The NFL football players have gone on strike; the fictitious Washington D.C. team is 4 games away from getting into the playoffs and the owner (Jack Warden) doesn't want to give up now. He calls in a former coach McGinty (Gene Hackman; we guess he has some sort of prior professional relationship with the owner, but we're not sure really what), to put together a team of replacements and get the Sentinels to the playoffs. So the coach calls in a jumble of talent—a prisoner, a mini-mart clerk, two gangsters, a sumo wrestler, a deaf guy, and then of course, Shane Falco (Keanu Reeves), star college football player who single-handedly lost the Sugar Bowl a few years back. Remarkably, everyone in the entire city seems to remember this guy and that game. The rest of the film involves this rag-tag team learning to play together, to play football, and to play to win...(gag).

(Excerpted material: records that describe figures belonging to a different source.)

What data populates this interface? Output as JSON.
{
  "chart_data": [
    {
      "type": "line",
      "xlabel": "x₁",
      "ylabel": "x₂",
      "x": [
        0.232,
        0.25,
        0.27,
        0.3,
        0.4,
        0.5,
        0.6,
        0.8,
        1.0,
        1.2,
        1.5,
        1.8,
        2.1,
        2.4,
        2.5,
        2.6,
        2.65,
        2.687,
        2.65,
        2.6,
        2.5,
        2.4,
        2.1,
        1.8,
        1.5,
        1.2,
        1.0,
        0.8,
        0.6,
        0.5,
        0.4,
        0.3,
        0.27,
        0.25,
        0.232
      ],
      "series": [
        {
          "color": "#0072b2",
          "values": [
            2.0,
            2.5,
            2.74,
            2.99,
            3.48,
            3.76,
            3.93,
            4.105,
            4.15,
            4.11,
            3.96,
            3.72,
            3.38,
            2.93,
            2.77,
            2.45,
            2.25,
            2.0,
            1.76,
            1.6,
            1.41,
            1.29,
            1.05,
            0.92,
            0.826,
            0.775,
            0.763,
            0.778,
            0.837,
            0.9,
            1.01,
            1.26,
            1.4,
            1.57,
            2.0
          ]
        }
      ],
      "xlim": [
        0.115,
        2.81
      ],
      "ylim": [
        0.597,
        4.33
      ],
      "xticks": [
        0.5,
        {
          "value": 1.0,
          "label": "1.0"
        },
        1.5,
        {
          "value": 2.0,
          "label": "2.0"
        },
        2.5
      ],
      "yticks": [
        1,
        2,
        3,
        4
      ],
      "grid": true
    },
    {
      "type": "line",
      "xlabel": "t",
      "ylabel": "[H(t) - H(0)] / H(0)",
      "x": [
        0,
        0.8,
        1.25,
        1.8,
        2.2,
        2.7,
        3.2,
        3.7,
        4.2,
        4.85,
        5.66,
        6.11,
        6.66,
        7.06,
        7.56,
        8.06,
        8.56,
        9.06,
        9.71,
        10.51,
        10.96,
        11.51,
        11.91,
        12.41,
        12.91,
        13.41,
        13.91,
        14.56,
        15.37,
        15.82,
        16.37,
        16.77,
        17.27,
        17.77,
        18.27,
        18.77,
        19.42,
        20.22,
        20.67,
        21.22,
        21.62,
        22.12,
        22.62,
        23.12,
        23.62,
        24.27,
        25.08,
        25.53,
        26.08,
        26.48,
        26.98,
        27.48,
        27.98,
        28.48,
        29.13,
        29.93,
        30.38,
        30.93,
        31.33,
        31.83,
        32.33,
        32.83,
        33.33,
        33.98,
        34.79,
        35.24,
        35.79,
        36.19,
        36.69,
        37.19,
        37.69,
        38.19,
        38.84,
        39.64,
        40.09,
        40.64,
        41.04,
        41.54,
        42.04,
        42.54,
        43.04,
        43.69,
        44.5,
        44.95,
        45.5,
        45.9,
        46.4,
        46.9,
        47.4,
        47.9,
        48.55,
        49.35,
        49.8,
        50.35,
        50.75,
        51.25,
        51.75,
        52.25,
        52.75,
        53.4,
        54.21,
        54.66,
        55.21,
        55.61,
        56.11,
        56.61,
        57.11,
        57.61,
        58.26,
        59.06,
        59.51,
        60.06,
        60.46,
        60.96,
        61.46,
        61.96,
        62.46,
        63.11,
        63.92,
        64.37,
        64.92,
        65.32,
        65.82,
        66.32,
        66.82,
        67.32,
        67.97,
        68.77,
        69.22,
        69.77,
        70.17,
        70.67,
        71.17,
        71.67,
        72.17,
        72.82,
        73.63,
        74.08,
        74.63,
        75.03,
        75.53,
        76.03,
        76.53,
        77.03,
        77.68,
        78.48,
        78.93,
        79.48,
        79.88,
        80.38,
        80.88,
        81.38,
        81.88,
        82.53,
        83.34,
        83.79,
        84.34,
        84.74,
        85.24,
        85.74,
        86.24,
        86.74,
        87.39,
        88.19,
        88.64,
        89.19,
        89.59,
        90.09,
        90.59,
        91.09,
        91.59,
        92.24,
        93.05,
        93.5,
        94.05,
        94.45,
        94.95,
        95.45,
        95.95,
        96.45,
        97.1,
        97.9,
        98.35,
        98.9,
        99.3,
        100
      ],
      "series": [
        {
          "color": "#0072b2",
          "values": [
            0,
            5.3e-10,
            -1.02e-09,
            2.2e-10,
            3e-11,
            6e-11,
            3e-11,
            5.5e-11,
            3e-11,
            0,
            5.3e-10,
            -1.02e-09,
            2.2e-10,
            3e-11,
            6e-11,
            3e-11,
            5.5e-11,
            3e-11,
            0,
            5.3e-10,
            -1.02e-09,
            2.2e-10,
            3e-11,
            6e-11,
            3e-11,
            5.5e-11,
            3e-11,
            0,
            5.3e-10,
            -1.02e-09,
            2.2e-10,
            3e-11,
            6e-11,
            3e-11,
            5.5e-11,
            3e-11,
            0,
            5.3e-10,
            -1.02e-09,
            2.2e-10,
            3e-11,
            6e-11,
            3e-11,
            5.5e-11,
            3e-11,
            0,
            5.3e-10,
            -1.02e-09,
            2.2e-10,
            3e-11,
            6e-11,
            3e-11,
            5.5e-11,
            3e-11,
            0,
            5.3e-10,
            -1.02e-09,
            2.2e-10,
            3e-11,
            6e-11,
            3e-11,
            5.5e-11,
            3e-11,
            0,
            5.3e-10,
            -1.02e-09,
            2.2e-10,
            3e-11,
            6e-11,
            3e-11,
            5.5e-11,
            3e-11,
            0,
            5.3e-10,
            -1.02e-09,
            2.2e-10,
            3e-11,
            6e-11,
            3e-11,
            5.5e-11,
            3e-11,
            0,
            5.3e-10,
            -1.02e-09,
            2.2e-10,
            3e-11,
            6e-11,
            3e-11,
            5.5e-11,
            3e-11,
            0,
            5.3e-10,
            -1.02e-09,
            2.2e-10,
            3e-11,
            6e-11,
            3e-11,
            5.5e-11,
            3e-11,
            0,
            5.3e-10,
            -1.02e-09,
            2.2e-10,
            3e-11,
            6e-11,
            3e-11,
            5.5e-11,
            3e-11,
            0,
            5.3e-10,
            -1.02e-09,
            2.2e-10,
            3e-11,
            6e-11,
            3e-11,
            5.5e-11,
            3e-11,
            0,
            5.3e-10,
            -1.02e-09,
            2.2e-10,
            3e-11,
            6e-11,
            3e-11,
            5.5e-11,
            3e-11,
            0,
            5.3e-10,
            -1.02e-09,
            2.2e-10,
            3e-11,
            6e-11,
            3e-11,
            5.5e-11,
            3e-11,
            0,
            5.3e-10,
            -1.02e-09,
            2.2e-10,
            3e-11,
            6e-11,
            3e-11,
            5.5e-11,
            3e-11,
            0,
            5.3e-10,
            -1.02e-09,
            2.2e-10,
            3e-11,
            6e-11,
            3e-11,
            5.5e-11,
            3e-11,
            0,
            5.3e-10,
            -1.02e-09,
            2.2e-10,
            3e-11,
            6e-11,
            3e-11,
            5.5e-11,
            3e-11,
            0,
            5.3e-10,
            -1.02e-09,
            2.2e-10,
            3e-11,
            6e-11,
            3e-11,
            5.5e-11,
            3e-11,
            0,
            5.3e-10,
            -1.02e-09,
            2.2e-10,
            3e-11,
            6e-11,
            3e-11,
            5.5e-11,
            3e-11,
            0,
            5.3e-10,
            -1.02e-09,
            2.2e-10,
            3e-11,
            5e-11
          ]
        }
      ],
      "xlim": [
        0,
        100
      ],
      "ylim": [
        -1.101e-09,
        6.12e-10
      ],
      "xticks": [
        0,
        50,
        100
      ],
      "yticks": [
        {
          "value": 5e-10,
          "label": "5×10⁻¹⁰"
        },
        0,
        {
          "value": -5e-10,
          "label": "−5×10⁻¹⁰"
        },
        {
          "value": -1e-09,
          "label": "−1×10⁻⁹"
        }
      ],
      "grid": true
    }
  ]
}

A side story develops with the head cheerleader Annabelle (Brooke Langton) putting together a similar misfit squad of cheerleaders, who we guess also went on strike. She draws them from a topless dance club, which makes for some very interesting sideline moves. They are out practicing with the football team when a ball goes astray, right into Annabelle's hands, thrown by Falco himself... do I really need to tell you the rest?

There were some funny moments, including a football huddle that had me in tears and a Gloria-Gaynor-Electric-Slide prison scene that was hilarious. The characters of the coach, the quarterback, and the head cheerleader were pretty cardboard, but the rest of the bunch were entertaining to watch. There was no sex, very little violence, and very little foul language, so it's okay for a kid. It wasn't a terrible movie, it wasn't a good movie, it was just a bland movie that would be good to watch on a rainy Sunday afternoon.